SD/MMC T-Flash card slot

Network/USB Dongle for RJ-45 network and USB connection

Buttons/Switches Power On/Off, Volume adjustment

Battery Built-in Li-Polymer battery

Charger Input AC 100-240V, 0.5A

Output 9V, 1500MA

Physical Characteristics Dimension 7.5" X 4.6" X 0.3"

Weight 12 OZ


What the hell is an Internet Explorer icon doing in the "Dock" on that screenshot?


It's a cheap Chinese ripoff of the iPad. Even their product image is literally just a photoshopped picture of an iPad. What do you expect?


In my experience, you really only see Integer Explorer in China.

That being said, locally modified versions of Internet Explorer are extremely common. I can't remember their names off the top of my head, but even relatively unsophisticated users frequently download alternative versions of IE, which are generally based off of older IEs. (At least last time I was living there, which was about 16 months ago, so take this with a grain of salt)

Web designers / developers aren't focused on standards in the same way they are in the US/Europe, so other browsers may not display pages as expected. The Chinese Internet is quickly catching up with the rest of the world's in terms of quality, but it still lags behind.

Also, a significant chunk of the population primarily uses computers in Web Cafes rather than at home, so they don't even have the option of installing other browsers.


Perhaps you were thinking of Maxthon (http://www.maxthon.com/)?


I read somewhere that the IE icon is a symbol for web access in general in some parts of the world.

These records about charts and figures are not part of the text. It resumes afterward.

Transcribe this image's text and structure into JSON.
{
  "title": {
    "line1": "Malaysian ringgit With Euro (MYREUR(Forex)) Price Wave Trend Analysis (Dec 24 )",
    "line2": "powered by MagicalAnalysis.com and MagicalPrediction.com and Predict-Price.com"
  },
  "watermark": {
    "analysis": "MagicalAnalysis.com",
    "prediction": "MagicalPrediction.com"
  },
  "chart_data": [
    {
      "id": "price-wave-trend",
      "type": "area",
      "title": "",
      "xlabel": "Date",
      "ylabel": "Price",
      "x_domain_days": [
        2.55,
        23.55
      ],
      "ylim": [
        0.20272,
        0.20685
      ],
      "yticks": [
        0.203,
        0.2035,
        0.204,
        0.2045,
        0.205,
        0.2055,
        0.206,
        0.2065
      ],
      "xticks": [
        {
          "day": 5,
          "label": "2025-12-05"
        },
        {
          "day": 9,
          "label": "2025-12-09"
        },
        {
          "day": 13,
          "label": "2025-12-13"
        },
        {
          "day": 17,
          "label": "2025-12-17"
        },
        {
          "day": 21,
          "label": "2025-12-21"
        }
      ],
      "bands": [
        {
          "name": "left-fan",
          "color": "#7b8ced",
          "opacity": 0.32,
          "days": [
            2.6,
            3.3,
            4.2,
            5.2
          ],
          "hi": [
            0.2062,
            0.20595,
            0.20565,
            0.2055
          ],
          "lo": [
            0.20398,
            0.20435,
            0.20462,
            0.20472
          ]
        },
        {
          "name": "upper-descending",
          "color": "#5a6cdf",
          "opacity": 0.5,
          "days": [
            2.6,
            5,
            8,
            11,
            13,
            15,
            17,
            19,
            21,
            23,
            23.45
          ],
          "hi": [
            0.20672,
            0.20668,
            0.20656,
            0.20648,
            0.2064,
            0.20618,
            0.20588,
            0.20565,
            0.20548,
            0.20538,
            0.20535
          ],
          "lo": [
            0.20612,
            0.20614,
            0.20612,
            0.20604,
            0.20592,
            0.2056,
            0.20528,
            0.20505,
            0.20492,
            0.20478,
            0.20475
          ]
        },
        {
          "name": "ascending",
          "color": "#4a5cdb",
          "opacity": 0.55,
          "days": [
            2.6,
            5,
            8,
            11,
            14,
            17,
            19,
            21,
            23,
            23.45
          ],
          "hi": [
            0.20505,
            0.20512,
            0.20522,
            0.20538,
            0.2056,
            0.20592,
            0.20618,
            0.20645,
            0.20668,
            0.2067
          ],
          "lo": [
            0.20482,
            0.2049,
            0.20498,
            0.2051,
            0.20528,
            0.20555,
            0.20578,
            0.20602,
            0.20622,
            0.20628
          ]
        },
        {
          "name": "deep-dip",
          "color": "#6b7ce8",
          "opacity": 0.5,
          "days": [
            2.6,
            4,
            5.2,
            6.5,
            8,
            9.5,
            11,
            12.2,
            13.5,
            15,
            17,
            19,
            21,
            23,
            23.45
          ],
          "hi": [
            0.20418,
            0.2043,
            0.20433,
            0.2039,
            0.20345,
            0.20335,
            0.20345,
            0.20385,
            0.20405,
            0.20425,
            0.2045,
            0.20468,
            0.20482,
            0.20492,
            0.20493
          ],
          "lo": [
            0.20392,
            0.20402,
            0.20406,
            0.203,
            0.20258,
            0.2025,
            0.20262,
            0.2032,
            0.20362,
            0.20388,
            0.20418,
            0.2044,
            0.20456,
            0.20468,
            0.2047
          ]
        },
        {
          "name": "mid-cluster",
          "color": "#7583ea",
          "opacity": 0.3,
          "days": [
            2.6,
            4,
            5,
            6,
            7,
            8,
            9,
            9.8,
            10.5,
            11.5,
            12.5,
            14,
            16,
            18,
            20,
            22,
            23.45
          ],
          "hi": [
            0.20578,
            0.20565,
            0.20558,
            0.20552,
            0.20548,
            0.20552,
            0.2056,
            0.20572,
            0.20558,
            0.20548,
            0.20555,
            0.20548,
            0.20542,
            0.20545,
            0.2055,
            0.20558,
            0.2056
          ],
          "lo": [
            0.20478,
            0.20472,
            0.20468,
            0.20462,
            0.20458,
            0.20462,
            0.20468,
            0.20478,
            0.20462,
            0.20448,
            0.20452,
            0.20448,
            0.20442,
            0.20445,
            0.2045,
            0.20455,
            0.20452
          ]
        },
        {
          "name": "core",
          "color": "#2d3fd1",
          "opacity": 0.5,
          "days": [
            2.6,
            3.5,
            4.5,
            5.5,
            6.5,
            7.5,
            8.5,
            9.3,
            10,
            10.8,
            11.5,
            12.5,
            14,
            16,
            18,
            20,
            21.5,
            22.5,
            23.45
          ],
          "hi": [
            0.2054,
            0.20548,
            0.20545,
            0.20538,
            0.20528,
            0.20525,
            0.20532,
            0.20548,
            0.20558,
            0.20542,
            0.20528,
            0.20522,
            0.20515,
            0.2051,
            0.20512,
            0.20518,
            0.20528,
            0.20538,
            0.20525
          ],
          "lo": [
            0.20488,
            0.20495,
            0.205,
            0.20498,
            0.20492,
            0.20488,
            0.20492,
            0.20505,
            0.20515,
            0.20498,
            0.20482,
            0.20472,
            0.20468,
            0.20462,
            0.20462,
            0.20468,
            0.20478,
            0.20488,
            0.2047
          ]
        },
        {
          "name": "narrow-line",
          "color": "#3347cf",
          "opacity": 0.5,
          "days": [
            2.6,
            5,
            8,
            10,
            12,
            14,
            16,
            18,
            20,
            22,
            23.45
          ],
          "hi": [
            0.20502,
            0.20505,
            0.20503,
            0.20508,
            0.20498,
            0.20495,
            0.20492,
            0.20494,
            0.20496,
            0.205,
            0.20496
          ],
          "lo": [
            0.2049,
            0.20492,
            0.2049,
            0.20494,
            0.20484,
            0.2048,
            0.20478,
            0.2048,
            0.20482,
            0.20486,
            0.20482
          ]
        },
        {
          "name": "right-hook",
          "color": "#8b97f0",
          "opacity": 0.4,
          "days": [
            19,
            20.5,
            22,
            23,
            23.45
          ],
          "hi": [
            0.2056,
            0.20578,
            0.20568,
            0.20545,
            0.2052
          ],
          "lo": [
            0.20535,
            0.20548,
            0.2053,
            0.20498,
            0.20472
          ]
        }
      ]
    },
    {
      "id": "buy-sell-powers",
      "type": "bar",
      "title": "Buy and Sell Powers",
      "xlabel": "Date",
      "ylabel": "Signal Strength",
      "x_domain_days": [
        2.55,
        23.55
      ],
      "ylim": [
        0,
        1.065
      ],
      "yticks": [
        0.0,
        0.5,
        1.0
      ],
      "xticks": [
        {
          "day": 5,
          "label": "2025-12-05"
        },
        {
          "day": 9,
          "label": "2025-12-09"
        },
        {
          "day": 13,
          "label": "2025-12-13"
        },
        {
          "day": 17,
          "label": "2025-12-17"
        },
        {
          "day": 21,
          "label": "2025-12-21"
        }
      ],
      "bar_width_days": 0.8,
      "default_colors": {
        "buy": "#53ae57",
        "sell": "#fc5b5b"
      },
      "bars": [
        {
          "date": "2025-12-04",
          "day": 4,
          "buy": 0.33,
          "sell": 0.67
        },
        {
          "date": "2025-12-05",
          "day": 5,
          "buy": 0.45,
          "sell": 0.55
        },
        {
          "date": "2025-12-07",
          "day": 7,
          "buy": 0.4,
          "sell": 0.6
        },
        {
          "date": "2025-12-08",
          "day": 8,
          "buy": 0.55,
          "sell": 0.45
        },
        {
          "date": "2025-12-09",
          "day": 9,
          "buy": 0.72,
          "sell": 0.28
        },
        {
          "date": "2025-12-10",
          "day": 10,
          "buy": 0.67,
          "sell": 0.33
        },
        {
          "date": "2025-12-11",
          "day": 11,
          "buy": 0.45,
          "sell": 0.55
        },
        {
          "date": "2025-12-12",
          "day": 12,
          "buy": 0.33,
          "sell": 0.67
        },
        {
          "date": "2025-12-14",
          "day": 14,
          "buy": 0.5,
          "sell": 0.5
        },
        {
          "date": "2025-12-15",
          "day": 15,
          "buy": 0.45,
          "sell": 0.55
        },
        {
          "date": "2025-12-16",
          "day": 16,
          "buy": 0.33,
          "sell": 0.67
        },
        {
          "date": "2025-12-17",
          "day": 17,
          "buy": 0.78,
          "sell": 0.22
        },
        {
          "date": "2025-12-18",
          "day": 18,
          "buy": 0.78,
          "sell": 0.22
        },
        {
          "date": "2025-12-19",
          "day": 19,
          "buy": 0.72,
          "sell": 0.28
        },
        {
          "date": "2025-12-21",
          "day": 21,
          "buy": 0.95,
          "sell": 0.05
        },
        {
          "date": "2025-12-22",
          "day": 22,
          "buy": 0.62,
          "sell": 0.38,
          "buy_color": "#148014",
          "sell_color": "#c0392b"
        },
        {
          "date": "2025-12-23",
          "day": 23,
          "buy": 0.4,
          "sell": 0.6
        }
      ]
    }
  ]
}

I know that in Korea, IE / Windows is basically the only choice, no one really registers the existence of anything else, so I presume it would be pretty similar in the rest of east Asia.


Korea is a special case; the government essentially mandated IE until very recently: http://blog.mozilla.com/gen/2007/02/27/the-cost-of-monocultu...


I think that was done as a courtesy not to make North Korea's government look that bad in comparison.


Duh, IE = The Internet


Wouldn't this thing work great with IOS?